A representation of a Scrapy log file.

classmethod find(logs_directory, source_id, data_version)[source]#

Find and return the first matching log file for the given crawl.

Parameters:
  • logs_directory (str) – Kingfisher Collect’s project directory within Scrapyd’s logs_dir directory

  • source_id (str) – the spider’s name

  • data_version (datetime.datetime) – the crawl directory’s name, parsed as a datetime

Returns:

the first matching log file

Return type:

ocdskingfisherarchive.scrapy.ScrapyLogFile

delete()[source]#

Delete the log file and any log summary ending in .stats.

property logparser#
Returns:

the output of logparser

Return type:

dict

match(data_version)[source]#

Return whether the crawl directory’s name, parsed as a datetime, is less than 3 seconds after the log file’s start time.

Returns:

whether the crawl directory’s name matches the log file’s start time

Return type:

bool

property crawl_time#

Return the crawl_time spider argument if set, or the start_time crawl statistic otherwise. If neither is logged, return the time of the first log message.

Returns:

the crawl’s start time

Return type:

datetime.datetime

is_finished()[source]#

Return whether the log file contains a “Spider closed (finished)” log message or a finish_reason crawl statistic set to “finished”.

Returns:

whether the crawl finished cleanly

Return type:

bool

property item_counts#
Returns:

the number of each type of item, according to the log file

Return type:

dict

property spider_arguments#
Returns:

the spider argument

Return type:

dict

is_complete()[source]#

Return whether the crawl collected a subset of the dataset, according to the log file.

Returns:

whether the crawl collected a subset of the dataset

Return type:

bool

property error_rate#

Return an estimated lower bound of the true error rate.

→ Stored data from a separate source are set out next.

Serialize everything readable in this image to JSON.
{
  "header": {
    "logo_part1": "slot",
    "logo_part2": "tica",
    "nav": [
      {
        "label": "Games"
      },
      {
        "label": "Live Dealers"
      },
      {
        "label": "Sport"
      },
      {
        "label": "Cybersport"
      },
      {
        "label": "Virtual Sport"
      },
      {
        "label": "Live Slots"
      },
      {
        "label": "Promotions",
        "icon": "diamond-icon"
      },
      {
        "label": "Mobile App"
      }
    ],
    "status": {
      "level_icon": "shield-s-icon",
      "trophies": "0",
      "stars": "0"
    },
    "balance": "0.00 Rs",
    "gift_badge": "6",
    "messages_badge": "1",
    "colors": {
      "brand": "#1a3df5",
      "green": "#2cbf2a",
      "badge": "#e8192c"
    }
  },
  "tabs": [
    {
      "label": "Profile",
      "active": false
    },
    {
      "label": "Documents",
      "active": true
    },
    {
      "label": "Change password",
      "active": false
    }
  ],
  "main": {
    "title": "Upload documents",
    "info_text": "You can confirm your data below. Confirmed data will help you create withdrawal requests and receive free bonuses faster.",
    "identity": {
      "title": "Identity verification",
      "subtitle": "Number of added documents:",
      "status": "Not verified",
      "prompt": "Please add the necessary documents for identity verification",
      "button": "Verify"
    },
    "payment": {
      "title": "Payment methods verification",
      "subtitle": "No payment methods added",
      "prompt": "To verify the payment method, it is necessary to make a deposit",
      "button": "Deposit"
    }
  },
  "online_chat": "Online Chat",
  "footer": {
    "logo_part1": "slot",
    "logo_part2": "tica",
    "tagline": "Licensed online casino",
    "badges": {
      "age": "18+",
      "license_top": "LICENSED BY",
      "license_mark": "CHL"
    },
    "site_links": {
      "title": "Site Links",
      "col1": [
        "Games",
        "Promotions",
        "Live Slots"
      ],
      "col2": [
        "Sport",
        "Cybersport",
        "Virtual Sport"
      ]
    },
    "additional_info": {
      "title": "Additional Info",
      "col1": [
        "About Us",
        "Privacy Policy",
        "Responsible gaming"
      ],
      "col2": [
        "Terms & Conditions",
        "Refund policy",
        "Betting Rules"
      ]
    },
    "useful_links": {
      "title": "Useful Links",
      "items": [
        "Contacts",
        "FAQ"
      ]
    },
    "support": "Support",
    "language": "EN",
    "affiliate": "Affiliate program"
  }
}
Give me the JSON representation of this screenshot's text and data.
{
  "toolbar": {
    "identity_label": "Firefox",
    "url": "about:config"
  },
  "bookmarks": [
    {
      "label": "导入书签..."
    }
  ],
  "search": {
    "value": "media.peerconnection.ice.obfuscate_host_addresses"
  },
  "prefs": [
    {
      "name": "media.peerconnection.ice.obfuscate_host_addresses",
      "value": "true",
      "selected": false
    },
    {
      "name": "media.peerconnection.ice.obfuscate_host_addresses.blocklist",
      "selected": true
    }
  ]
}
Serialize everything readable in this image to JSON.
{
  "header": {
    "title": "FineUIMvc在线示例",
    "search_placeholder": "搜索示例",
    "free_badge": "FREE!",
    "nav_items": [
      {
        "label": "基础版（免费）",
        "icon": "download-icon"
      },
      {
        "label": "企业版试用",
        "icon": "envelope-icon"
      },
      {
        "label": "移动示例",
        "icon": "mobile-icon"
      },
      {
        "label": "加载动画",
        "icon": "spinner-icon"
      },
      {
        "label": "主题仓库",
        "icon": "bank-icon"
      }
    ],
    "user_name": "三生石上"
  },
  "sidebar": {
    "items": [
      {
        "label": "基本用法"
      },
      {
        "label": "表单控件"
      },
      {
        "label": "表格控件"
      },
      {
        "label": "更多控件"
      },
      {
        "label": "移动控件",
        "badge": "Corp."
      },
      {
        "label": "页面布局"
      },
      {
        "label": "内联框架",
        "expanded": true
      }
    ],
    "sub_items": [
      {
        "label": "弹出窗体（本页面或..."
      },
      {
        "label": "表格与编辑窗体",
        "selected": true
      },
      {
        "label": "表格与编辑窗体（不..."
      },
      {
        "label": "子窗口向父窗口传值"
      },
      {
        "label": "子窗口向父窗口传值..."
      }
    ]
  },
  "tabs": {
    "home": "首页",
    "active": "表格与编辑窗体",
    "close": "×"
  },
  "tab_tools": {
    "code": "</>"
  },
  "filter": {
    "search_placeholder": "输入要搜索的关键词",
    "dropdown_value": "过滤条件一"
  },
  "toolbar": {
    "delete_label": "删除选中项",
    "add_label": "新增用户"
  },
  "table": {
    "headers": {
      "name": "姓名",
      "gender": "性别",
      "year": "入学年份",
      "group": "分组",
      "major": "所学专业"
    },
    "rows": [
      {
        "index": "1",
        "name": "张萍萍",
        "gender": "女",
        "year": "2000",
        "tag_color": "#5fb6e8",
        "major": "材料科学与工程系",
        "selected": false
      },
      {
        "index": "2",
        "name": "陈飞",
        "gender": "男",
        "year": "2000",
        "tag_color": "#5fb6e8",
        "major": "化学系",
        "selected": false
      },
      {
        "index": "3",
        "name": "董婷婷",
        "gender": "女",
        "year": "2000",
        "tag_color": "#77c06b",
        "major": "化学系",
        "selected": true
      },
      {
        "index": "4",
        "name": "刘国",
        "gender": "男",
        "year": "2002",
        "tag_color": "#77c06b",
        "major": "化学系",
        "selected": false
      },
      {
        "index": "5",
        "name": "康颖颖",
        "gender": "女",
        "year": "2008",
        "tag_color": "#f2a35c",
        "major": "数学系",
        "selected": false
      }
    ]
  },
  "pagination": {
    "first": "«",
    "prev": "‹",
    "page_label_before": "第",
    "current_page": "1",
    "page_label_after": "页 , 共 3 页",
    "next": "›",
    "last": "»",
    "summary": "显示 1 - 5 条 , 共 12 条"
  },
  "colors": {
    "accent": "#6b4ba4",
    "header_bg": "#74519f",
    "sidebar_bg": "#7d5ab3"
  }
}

Kingfisher Collect is expected to yield at most one FileError item per request leading to a File item, so the true error rate can only be less than this estimated lower bound if Kingfisher Collect breaks this expectation. On the other hand, the true error rate can easily be higher than the estimated lower bound; for example:

  • If the spider crawls 10 URLs, each returning 99 URLs, each returning OCDS data, and the requests for 5 of the 10 fail, then the estimated lower bound is 5 / 500 (1%), though the true error rate is 50%.

  • Similarly if the spider crawls 10 archive files, each containing 99 OCDS files.

Returns:

an estimated lower bound of the true error rate

Return type:

float